Cansada de todos los días lo mismo… Madrugar porque mamá necesita que le ayude en la casa, pensar en que momento haré mis labores académicas, sufrir contra el cansancio para no quedarme dormida porque según mi padre tengo que aprovechar todo el día y por si fuera poco, nada contra la corriente para que me permitan tener una vida social normal, donde pueda salir con amigos, celebrar cumpleaños, tomar un poco, bailar, correr, reír hasta el cansancio sin pensar en que en casa me espera una cantaleta por haber hecho esto.
Por cada una de las cosas mencionadas anteriormente, he tomado la decisión, y es que me quiero ir a vivir sola, donde nadie me diga lo que tengo que hacer: Donde me pueda levantar tarde y dormir temprano, donde nadie viva pendiente de lo que tengo que hacer, donde las dietas y el ejercicio me den la mano sin que otros me digan si lo estoy o no haciendo bien.
Con más de 18 años, ya es justo demostrarle a mis padres que me puedo ir a vivir sola, que yo puedo con mi vida, que las fiestas no me van a convertir en una mala mujer ni mucho menos, que puedo ser dueña de mis actos sin luego tener que arrepentirme. Porque esta es mi decisión.

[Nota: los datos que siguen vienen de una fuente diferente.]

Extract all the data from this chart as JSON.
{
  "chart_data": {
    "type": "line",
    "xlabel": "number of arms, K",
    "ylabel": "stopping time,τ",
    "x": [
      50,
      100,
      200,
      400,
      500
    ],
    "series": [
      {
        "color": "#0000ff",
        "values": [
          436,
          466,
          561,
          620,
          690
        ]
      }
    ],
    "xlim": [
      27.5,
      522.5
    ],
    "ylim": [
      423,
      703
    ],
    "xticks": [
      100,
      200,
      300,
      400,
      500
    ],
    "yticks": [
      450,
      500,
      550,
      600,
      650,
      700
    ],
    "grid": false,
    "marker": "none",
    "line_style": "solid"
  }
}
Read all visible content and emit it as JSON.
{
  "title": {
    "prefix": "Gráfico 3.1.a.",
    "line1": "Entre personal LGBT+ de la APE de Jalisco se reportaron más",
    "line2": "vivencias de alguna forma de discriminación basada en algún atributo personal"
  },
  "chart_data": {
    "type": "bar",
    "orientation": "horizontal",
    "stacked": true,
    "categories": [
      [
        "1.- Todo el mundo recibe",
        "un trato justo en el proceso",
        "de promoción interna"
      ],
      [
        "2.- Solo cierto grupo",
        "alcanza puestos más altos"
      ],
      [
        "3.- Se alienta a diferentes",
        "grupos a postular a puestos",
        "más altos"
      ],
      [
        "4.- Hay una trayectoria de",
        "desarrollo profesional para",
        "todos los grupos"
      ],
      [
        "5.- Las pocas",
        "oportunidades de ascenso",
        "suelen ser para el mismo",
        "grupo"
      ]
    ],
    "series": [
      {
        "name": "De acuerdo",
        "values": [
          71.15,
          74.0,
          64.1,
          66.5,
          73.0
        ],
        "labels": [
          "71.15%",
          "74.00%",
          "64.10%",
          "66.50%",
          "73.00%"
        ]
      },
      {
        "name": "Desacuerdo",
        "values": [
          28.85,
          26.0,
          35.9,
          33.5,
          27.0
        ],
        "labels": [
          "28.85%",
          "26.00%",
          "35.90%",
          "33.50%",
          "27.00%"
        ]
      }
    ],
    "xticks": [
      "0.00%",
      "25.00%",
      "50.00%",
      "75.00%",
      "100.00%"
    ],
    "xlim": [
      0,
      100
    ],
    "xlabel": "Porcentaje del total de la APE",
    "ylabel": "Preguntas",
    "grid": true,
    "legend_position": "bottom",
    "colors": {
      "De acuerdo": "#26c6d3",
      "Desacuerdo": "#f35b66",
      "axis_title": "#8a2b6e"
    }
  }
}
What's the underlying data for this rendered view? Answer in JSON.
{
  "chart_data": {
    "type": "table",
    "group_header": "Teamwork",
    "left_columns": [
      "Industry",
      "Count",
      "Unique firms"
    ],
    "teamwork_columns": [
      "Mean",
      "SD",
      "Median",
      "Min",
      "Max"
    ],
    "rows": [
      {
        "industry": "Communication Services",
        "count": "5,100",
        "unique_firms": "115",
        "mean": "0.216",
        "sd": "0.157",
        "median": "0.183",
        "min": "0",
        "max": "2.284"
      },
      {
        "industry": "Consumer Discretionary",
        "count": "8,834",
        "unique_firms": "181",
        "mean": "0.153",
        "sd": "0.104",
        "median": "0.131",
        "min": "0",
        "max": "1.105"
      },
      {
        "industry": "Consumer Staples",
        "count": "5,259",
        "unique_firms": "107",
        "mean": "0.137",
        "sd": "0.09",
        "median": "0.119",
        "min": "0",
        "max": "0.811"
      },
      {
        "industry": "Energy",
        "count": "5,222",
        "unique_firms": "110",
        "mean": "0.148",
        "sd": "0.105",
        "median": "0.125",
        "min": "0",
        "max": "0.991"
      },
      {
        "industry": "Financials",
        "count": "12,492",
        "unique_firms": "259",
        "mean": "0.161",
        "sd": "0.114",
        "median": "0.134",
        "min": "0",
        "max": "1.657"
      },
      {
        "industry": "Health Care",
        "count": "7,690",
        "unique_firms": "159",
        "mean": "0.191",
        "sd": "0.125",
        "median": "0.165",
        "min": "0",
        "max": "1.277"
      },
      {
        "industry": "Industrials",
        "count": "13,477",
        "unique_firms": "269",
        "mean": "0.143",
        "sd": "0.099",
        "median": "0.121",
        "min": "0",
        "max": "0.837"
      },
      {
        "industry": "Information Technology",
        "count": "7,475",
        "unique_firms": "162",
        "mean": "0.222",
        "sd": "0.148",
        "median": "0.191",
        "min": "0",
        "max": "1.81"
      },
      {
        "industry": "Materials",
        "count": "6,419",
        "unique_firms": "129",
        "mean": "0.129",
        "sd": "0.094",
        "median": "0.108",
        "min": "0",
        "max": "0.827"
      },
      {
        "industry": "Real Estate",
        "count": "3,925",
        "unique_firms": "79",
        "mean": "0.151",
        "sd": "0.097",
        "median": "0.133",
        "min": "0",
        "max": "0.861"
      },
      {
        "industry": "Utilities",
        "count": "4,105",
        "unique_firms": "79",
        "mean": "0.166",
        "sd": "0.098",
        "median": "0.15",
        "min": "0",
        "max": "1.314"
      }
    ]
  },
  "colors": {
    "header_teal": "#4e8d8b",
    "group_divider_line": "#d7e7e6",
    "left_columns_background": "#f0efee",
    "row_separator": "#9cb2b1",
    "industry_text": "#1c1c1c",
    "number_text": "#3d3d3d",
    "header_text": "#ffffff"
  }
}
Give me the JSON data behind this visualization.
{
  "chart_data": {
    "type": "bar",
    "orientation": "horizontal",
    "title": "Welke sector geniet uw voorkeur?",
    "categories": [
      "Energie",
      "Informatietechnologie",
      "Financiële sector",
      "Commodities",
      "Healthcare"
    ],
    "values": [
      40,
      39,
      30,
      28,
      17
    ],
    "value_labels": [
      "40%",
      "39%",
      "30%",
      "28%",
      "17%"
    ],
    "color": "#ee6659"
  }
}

Tomo mi ropa y la empaco en varias maletas, rumbo a mi nueva vida; estoy muy feliz. Por fin seré libre de aquellos que me quieren controlar la vida… Pasó una semana, ya casi un mes y en mi nuevo cuarto no cabe un trapo más, me invade el desorden y la nevera ya no tiene yogures para sostenerme, ya casi toca pagar arriendo y yo aquí, sin bañar… Esforzándome por respirar. Entonces cierro los ojos y recuerdo los regaños de mamá, y sin más ni menos la extraño; no sé porque tenía tanto afán de vivir sola, de crecer, si finalmente no hay mejor vida que la que se disfruta en el primer hogar, esa que me brindaban mamá y papá.